Не будучи знакома со мною, она проникла в самые сокровенные уголки моей души. Можешь себе представить, как мне хотелось позволить ей продолжить исследование, но уже при личной встрече, лицом к лицу, выйдя за сугубо профессиональные рамки. Но, дочитав до конца, я с ужасом обнаружил, что она письмо не подписала, вернее, подписала музыкальной фразой из Шопена. Я решил, что она просто забыла поставить свое имя, и стал с нетерпением ждать второго письма.
И несколько недель спустя я получил его. На этот раз она со сверхъестественной проницательностью высказала предположение о том, что я сейчас сочиняю — о продолжительности этого произведения, его тональности, источниках моего вдохновения — и все, ею сказанное, было фантастически близко к истине. И снова письмо оказалось подписано лишь шопеновской фразой — на этот раз другой, — и теперь я понял, что все это делается умышленно.
Потом были и другие письма — по-прежнему подписанные шопеновскими фразами, — где она продолжала рассуждать о моей работе, вкладывая в текст все больше и больше мыслей о своих собственных желаниях и чувствах, и вот в этих посланиях наконец вырвались наружу ее эротические фантазии. Она красочно описывала наши с ней постельные сцены, дополняя их диалогами — что и как бы я ей говорил, и что бы она отвечала, и как в этот момент переплетались бы наши тела. Она с поразительной легкостью угадывала мои самые тайные желания — даже такие, в которых и на исповеди я бы не признался, не говоря уже о том, чтобы воплотить их в реальности.
В большинстве случаев она так точно угадывала мои чувства, что я начал верить в ее телепатические способности. Более того, я опасался, что мой таинственный корреспондент может оказаться кем-то, кого я знаю, или приятелем того, кого я знаю, — бывшей любовницы, случайной подружки, приятельницы или просто знакомой. И тем не менее я был уверен, что никогда не встречался с личностью столь яркой — или столь одержимой.
И в творчестве, и в эротических грезах я теперь уже не мыслил себя без ее писем, как будто она являлась источником моей жизненной силы.

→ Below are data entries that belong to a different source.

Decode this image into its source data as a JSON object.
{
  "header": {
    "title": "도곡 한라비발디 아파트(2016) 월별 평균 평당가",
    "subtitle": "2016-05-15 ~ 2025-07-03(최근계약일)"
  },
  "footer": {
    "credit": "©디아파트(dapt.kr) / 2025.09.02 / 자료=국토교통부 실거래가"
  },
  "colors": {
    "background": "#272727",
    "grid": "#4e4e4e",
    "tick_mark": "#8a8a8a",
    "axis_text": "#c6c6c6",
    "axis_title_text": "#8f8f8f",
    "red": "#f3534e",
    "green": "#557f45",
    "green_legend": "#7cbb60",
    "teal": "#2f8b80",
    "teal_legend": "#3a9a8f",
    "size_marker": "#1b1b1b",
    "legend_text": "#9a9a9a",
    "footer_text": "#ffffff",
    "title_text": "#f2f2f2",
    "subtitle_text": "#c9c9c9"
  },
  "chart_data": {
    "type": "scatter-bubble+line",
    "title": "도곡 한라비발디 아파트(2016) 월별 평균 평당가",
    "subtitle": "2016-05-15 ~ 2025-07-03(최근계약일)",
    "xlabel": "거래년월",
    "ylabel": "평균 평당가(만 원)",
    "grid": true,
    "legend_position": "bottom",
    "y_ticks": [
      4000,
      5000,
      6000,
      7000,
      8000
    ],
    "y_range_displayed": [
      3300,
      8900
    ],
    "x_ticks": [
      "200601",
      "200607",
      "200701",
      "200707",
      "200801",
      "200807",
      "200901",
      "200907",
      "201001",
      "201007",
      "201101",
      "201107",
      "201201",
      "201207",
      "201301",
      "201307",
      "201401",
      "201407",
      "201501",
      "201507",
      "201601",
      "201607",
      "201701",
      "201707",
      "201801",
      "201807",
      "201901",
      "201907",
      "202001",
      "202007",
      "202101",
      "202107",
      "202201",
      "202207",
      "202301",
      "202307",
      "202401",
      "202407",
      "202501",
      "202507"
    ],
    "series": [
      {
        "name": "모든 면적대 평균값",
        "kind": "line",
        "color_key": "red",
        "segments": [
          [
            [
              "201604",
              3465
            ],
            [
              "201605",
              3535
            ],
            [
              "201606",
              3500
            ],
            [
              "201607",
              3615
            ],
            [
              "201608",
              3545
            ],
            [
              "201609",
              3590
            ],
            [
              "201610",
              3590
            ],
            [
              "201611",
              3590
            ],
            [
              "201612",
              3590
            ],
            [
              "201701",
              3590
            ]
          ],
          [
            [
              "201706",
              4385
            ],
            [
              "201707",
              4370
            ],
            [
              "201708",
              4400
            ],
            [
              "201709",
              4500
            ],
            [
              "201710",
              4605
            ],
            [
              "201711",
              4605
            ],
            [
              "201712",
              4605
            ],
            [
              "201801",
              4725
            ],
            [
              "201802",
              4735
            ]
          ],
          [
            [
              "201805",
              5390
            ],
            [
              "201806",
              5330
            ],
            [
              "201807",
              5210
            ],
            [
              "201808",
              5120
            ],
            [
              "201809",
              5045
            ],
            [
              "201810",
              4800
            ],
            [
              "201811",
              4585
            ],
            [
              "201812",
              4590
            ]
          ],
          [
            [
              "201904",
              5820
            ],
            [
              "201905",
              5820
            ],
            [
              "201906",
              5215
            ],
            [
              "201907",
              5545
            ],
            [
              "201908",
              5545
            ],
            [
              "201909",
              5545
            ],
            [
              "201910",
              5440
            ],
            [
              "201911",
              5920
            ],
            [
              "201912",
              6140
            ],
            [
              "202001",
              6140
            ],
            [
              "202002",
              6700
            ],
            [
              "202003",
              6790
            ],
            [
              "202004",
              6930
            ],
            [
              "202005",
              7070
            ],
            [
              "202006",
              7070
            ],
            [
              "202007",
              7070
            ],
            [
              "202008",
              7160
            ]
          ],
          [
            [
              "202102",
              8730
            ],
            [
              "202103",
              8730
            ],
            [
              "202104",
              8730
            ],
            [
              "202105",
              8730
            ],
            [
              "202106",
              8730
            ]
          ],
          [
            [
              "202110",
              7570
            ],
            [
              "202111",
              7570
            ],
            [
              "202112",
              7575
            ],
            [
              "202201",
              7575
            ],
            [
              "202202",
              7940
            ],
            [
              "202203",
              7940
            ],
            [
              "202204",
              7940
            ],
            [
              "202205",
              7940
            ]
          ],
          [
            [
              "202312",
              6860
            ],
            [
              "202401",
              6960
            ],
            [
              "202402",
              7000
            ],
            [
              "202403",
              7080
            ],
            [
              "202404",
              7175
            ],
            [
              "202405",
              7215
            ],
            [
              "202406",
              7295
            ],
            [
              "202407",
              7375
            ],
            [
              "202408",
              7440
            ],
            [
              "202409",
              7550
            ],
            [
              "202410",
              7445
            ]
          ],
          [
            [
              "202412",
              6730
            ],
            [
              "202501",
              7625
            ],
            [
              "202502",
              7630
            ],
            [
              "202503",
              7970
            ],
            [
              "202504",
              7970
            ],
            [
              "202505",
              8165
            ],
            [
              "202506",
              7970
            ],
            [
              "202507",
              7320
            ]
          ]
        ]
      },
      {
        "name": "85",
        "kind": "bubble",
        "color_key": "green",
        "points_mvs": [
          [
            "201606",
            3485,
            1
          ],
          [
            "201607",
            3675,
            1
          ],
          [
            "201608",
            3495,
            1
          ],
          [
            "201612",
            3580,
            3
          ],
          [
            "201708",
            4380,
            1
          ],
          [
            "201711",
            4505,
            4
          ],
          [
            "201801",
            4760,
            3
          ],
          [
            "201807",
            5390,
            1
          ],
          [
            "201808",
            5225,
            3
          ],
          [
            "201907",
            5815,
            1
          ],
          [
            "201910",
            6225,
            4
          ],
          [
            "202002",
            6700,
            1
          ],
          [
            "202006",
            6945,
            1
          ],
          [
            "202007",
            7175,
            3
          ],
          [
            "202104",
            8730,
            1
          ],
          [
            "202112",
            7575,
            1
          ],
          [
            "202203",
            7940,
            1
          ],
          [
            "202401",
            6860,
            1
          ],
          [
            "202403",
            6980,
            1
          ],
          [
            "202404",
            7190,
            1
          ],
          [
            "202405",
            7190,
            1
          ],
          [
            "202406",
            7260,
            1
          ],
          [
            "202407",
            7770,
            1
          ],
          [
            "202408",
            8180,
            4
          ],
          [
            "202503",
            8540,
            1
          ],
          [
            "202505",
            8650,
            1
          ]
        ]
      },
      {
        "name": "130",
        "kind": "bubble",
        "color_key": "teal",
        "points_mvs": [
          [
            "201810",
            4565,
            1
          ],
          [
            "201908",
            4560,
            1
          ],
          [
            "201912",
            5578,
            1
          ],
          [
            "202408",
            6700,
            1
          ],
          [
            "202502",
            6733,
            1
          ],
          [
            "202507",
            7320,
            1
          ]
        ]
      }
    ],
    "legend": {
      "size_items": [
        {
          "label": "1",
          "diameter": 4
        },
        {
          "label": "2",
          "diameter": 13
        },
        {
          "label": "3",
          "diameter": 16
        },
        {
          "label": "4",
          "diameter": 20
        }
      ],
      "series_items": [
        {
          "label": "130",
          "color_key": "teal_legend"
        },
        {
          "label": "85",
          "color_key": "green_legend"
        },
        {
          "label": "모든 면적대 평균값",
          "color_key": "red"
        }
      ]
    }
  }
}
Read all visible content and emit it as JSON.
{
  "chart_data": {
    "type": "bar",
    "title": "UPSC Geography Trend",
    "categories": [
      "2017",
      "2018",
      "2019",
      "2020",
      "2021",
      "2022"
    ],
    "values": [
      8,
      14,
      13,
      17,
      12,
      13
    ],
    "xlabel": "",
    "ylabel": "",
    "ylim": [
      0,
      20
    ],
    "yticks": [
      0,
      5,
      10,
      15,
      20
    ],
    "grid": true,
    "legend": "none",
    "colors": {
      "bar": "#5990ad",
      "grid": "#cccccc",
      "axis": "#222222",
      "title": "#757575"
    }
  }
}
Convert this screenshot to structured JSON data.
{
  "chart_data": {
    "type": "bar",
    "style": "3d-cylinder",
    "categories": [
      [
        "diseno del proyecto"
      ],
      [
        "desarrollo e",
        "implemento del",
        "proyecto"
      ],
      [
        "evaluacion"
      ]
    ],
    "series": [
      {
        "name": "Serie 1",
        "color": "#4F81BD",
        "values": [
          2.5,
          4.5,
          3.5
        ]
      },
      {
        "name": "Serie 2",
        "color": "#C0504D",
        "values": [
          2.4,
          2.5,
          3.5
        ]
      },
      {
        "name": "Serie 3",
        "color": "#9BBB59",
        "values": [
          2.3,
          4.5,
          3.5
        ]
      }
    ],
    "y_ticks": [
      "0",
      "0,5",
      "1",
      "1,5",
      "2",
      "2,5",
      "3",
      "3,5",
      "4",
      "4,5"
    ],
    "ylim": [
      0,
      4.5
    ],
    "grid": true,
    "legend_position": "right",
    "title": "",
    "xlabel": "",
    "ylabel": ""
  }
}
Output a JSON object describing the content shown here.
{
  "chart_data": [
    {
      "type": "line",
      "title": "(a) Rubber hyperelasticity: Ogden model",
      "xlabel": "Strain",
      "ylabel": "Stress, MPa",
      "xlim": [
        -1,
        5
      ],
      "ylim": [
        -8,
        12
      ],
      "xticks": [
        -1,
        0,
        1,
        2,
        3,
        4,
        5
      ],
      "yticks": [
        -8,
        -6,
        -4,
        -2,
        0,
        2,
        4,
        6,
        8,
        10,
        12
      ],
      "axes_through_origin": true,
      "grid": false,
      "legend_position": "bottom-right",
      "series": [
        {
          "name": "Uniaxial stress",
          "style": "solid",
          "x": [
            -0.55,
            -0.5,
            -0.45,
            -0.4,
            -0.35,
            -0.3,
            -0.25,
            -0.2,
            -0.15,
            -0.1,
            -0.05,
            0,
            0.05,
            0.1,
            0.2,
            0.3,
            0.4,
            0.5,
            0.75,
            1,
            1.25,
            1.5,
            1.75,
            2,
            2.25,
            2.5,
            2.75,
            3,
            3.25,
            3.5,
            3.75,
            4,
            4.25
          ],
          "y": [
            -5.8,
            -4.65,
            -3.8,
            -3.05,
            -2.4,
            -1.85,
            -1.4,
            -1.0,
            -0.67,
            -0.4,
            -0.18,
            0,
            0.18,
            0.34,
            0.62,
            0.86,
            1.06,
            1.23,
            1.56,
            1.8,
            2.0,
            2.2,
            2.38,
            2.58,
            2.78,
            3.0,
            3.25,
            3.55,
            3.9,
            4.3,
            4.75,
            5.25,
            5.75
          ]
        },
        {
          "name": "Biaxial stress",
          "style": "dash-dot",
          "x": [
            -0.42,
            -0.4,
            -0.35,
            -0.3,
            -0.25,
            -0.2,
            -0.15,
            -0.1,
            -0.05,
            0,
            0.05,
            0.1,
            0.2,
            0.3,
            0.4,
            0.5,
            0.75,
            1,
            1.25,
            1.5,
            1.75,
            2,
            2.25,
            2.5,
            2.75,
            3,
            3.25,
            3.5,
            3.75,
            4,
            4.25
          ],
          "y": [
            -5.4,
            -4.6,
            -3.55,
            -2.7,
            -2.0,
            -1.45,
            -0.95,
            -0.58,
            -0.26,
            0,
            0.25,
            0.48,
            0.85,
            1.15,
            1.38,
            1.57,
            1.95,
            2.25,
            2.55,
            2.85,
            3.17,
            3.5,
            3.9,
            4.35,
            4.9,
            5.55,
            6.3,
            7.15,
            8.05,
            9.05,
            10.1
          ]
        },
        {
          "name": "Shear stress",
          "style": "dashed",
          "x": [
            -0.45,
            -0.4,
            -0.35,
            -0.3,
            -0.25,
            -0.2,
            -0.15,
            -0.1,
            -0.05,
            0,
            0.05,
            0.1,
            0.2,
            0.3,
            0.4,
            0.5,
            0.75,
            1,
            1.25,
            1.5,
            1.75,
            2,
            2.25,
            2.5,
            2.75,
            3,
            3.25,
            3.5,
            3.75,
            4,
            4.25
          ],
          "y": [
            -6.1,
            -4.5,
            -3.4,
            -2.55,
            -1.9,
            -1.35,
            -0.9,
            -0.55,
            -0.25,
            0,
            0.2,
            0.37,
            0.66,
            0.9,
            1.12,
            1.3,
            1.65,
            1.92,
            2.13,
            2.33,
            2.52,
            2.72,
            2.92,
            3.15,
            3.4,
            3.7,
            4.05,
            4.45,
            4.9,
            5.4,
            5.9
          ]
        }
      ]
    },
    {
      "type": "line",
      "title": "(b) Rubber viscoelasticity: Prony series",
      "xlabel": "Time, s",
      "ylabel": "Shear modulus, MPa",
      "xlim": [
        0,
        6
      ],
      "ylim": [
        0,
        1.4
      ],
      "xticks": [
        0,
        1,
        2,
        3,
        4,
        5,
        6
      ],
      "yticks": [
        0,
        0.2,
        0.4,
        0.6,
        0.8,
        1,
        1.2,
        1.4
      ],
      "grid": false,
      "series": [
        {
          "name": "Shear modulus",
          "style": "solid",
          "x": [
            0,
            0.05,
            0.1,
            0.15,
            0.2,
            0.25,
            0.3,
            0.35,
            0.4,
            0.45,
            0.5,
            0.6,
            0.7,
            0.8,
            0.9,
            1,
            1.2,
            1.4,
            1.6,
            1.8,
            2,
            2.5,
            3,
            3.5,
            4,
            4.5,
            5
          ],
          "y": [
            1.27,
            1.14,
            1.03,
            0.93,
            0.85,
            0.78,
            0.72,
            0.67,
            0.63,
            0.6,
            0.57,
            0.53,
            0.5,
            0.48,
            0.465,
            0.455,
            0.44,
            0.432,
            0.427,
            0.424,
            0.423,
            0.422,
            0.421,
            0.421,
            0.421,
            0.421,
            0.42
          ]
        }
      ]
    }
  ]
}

Месяц за месяцем, каждый раз, когда приходило письмо, я был уверен, что на этот раз она сообщит свое имя, так что мы сможем, наконец, встретиться, и я смогу ей рассказать, чем она стала для меня. Но она так и не открылась, а где-то через год письма приходить перестали. Вначале я чувствовал себя так, будто внезапно, без предупреждения, перерезали нить, связывающую меня с жизнью. Затем я принялся утешать себя всевозможными домыслами: что она больная и старая; что она вообще умерла, а если и жива, то обязательно окажется неврастеничкой, психопаткой, а может, и шизофреничкой. В конце концов, я опустился до банальности, представив ее себе заурядной, уродливой, да и просто омерзительной — и со временем совершенно избавился от мыслей об этой женщине.